Application Boundaries
An application boundary defines the scope of an application. It encompasses various resources critical to an application's execution, such as address space, executable code, and the data used by the application. A typical multiprogramming execution environment such as Windows uses application boundaries to protect one application from affecting the execution of another application.
In this section, you'll learn about application boundaries with respect to Windows and the .NET Framework. You'll understand how application boundaries protect applications from poorly designed or faulty code. You'll also learn how application boundaries make it difficult to design applications that want to communicate beyond the application boundaries.
Process Boundary
A process is an application under execution. Windows isolates processes from each other to ensure that code running in one process cannot adversely affect other processes. Windows achieves this isolation by creating a process boundary. A process boundary ensures that
Each process has its own virtual address space, executable code, and data.
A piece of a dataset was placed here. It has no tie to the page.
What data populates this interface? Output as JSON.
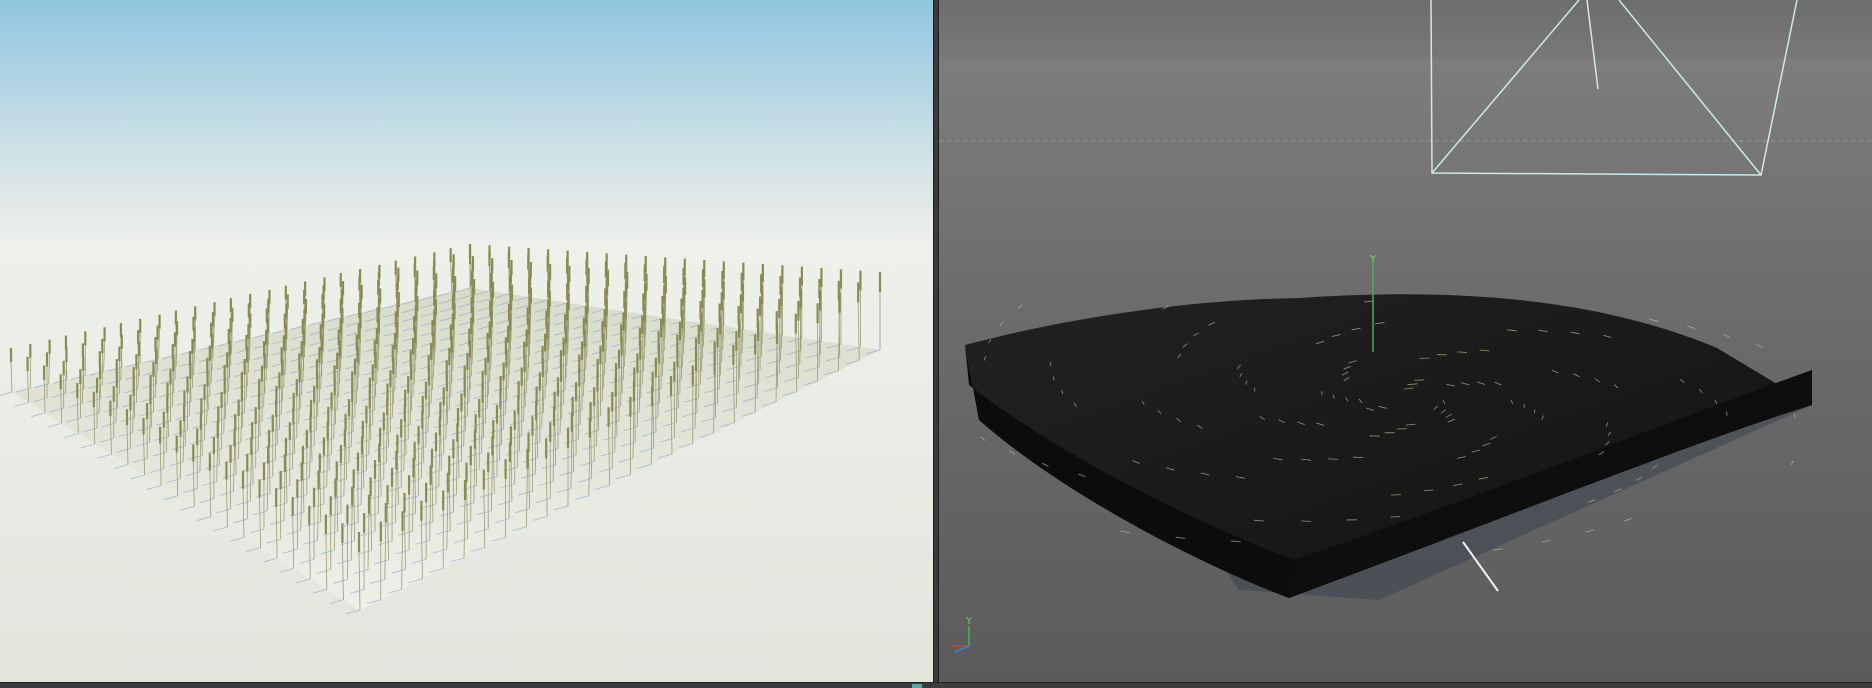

A Windows process cannot directly access the code or data of another Windows process.
A Windows process runs only one application, so if an application crashes, it does not affect other applications.
A process boundary allows processes to co-exist. However, it takes a lot of system resources to create, monitor, and terminate a process. In addition, when the processor switches between the processes, the processor must save and reset the execution context of the processes. Often an application involves several short-lived processes, which requires the system to spend a lot of resources just for process management.
Application Domain Boundary
The Common Language Runtime (CLR) provides a managed execution environment for .NET applications. The managed execution environment provides various services to the executing code, including cross-language integration, code access security, object lifetime management, and debugging and profiling support. The code executed by the CLR therefore is known also as managed code.
Unlike Windows, the CLR can verify type-safety of the programs to guarantee that a program does not request resources outside its own boundary. This characteristic of the CLR helps provide isolation between running programs at a lower cost than a process boundary incurs.
Instead of a process, the basic unit of isolation for running applications in the CLR is an application domain. An application domain (represented by System.AppDomain class) is the smallest executionunit for a .NET application. The CLR allows several application domains to run within a single Windows process and still provides the same level of isolation between applications as a Windows process does.
The application domains achieve isolation through application domain boundaries, which ensure that
Each application domain contains its own set of code, data, and configuration settings.
An application domain cannot directly access the code or data structures of another application domain.
Code running in one application domain cannot affect other application domains. The CLR can terminate an application domain without stopping the entire process.
It is much cheaper to create, monitor, and maintain an application domain than a process. In addition, the capability of an application domain to run multiple applications within the same process consumes less overhead in process switching; therefore application domains increase application performance.
You can create an application domain in a program by using the AppDomain class of System namespace. However, in most cases the application domains created and managed by the runtime hosts execute your code. Runtime hosts provide the environment to run managed code on behalf of the user. When you install the .NET Framework, you get three runtime hosts already configuredthe Windows shell, ASP.NET, and Internet Explorer.